The book and film were unflinching propaganda for White supremacism. Dixon wrote “that the White man must and shall be supreme.” Of course, Trotter and others, Black and White, disagreed. When “Birth of a Nation” came to Boston, Trotter was in the forefront of protest. However, the outrage sparked by the film did not prevent it from being shown at the Tremont Theater starting on April 10, 1915. In terms of sheer cinematography and length — nearly four hours — nothing like it had been seen before. It had the unfortunate effect of nurturing the resurgance of the Klan throughout the country, even in New England. Another impact of the film, states Greenidge, was that Trotter’s protest campaign “set the stage for the increasingly transnational New Negro militancy of the 1917 National Race Congress, and the local fight against segregated state employment that this transnational militancy anticipated.”

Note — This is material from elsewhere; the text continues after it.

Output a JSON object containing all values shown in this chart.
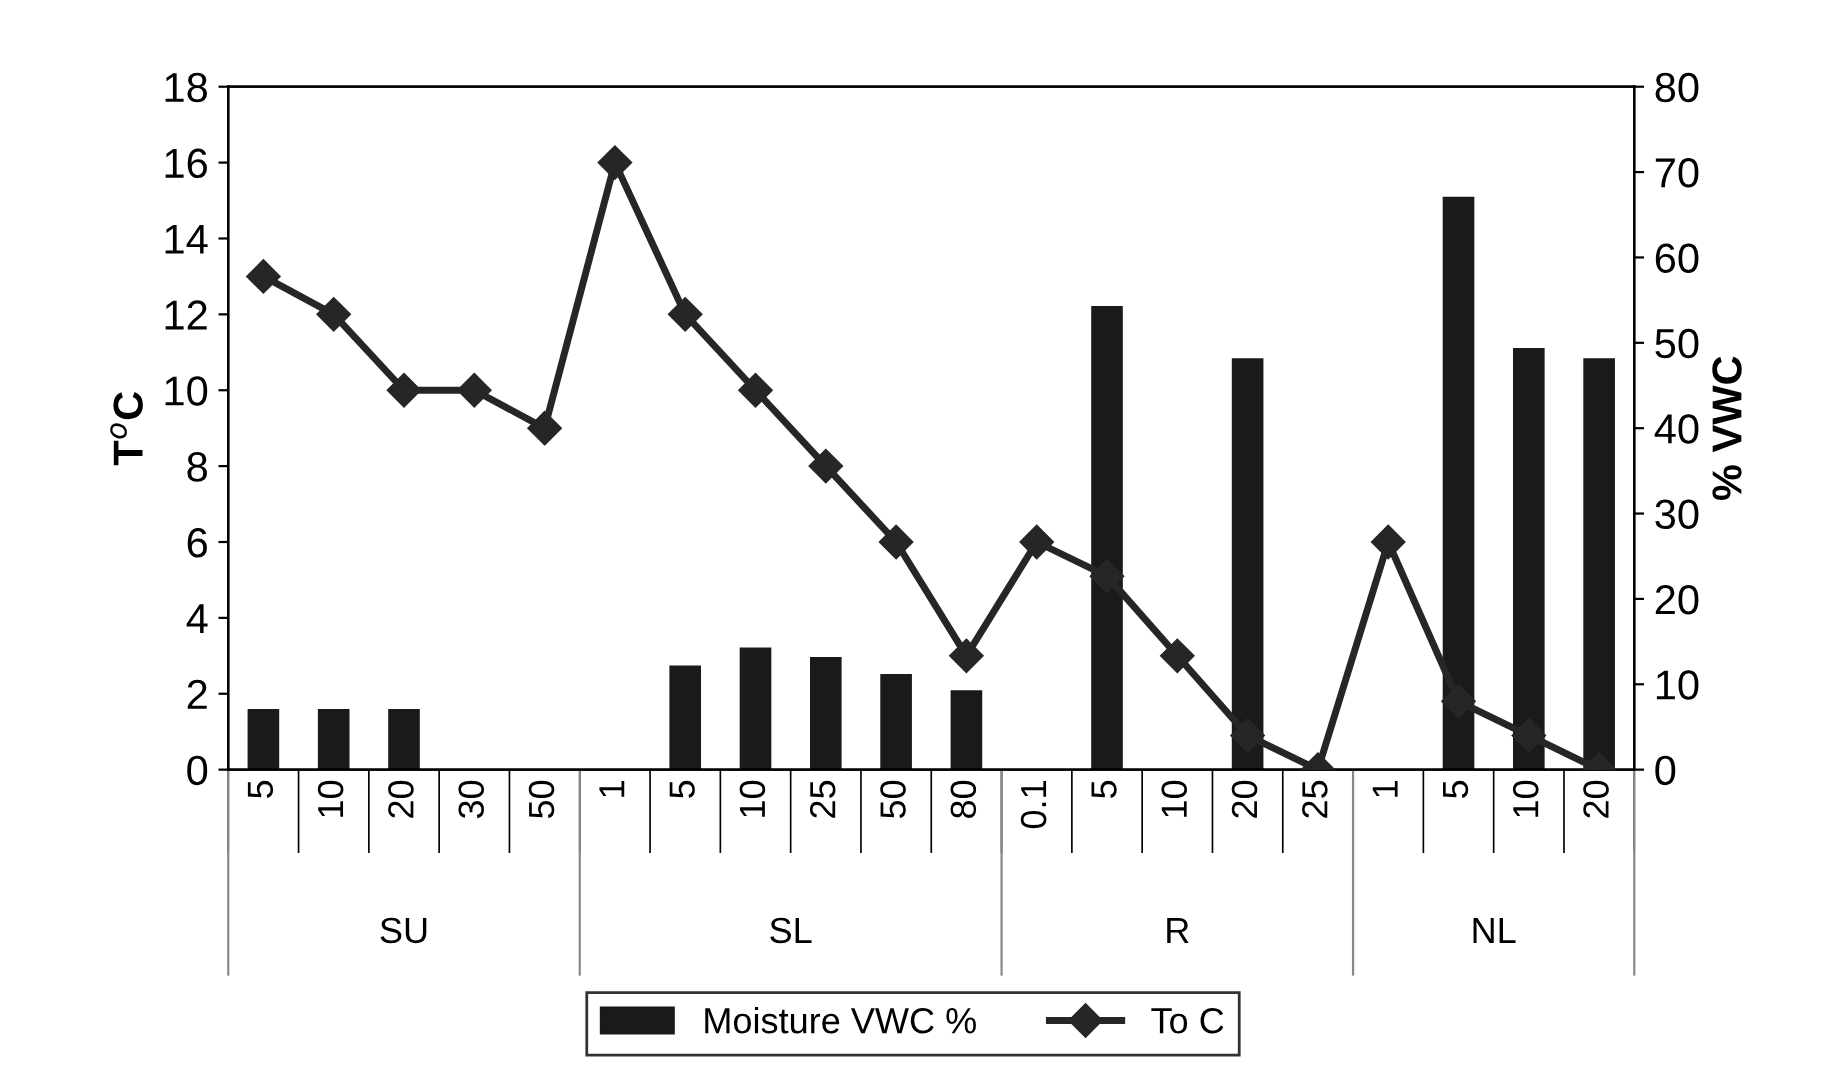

This was the time of lynching. At the hands of malevolent White mobs, Black men, women and even children were subject to the most hideous violence. Hanging, mutilation and burning were widespread. In his effort to get a federal anti-lynching bill passed, Trotter told of the atrocity inflicted in Georgia on a pregnant Black woman named Mary Turner. Both Turner and her unborn child were violently killed. Greenidge writes: “Such rabid antiblack violence, Trotter insisted, was not anathema to American democracy, but a fundamental feature of it.” The bill never passed the Senate.
As time went on, Trotter despaired that the unified movement of people of color that he desired did not happen. He would endorse more militant and leftist politics, such as the African Blood Brotherhood, urging oppressed people and their communities to arm themselves against the murderous brutality that for so long had victimized them. He gave his life and fortune to a cause never abandoned. In deteriorating health and impoverished, he either fell or jumped from a building in Boston on April 7, 1934, the day he turned 62.
Greenidge has penned a rich work about an extraordinary man and his time that resonates with our nation and world today. It is a fitting and challenging tribute to William Monroe Trotter that deserves wide readership.